The narrative centers on the tension between corporate data monetization practices and established privacy protections, highlighting the systemic challenge of data ownership and minimization. The core issue is not merely a financial penalty but the violation of the principle that personal behavioral data, especially sensitive geolocation and driving patterns, should remain under consumer control. The fact that California laws prevented insurers from using this data for rate increases suggests a regulatory gap where specific state laws protected the immediate consumer consequence, yet the underlying act of nonconsensual collection and sale was deemed illegal. The settlement's requirement for data deletion and the establishment of a privacy program are structural responses designed to mitigate this power imbalance. This pattern suggests that regulatory frameworks must evolve beyond compensating for harm (like insurance rate hikes) to enforce data minimization and genuine consent at the point of collection.
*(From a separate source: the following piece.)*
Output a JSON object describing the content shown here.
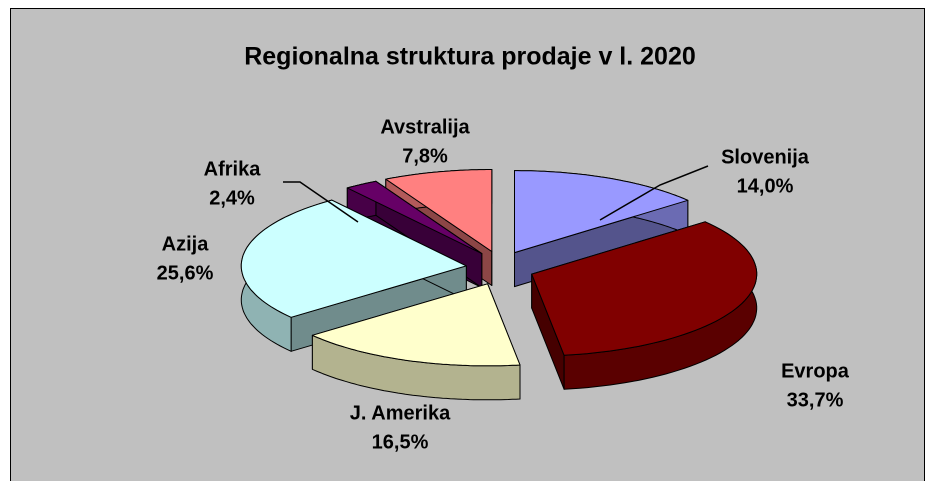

The broader implication is that unless data ownership is federally mandated and enforced, corporations retain the structural power to extract and monetize personal information, pushing responsibility onto the individual to navigate complex legal remedies rather than forcing systemic change in data handling protocols.
Patterns detected: ARC-0043 Motte-and-Bailey, ARC-0024 Ambiguity

Sentinel — Human

Confidence

This article functions as a solid, fact-based summary of a corporate legal settlement, exhibiting the clear structure and contextual synthesis characteristic of human legal or investigative journalism.

Signals Detected
low severity: Natural variance in sentence structure and flow; formal yet accessible tone.
low severity: Clear narrative arc presenting legal facts and context without mechanical padding.
low severity: Direct presentation of settlement facts and specific legal mandates (amounts, timeframes, state laws).
Human Indicators
The text incorporates specific legal references (e.g., Attorney General Rob Bonta, specific state laws, settlement terms) and provides contextual background linking corporate actions to consumer rights, suggesting human journalistic synthesis.
The tone shifts subtly between reporting the facts and quoting a legal advocate, which demonstrates stylistic range typical of human reporting.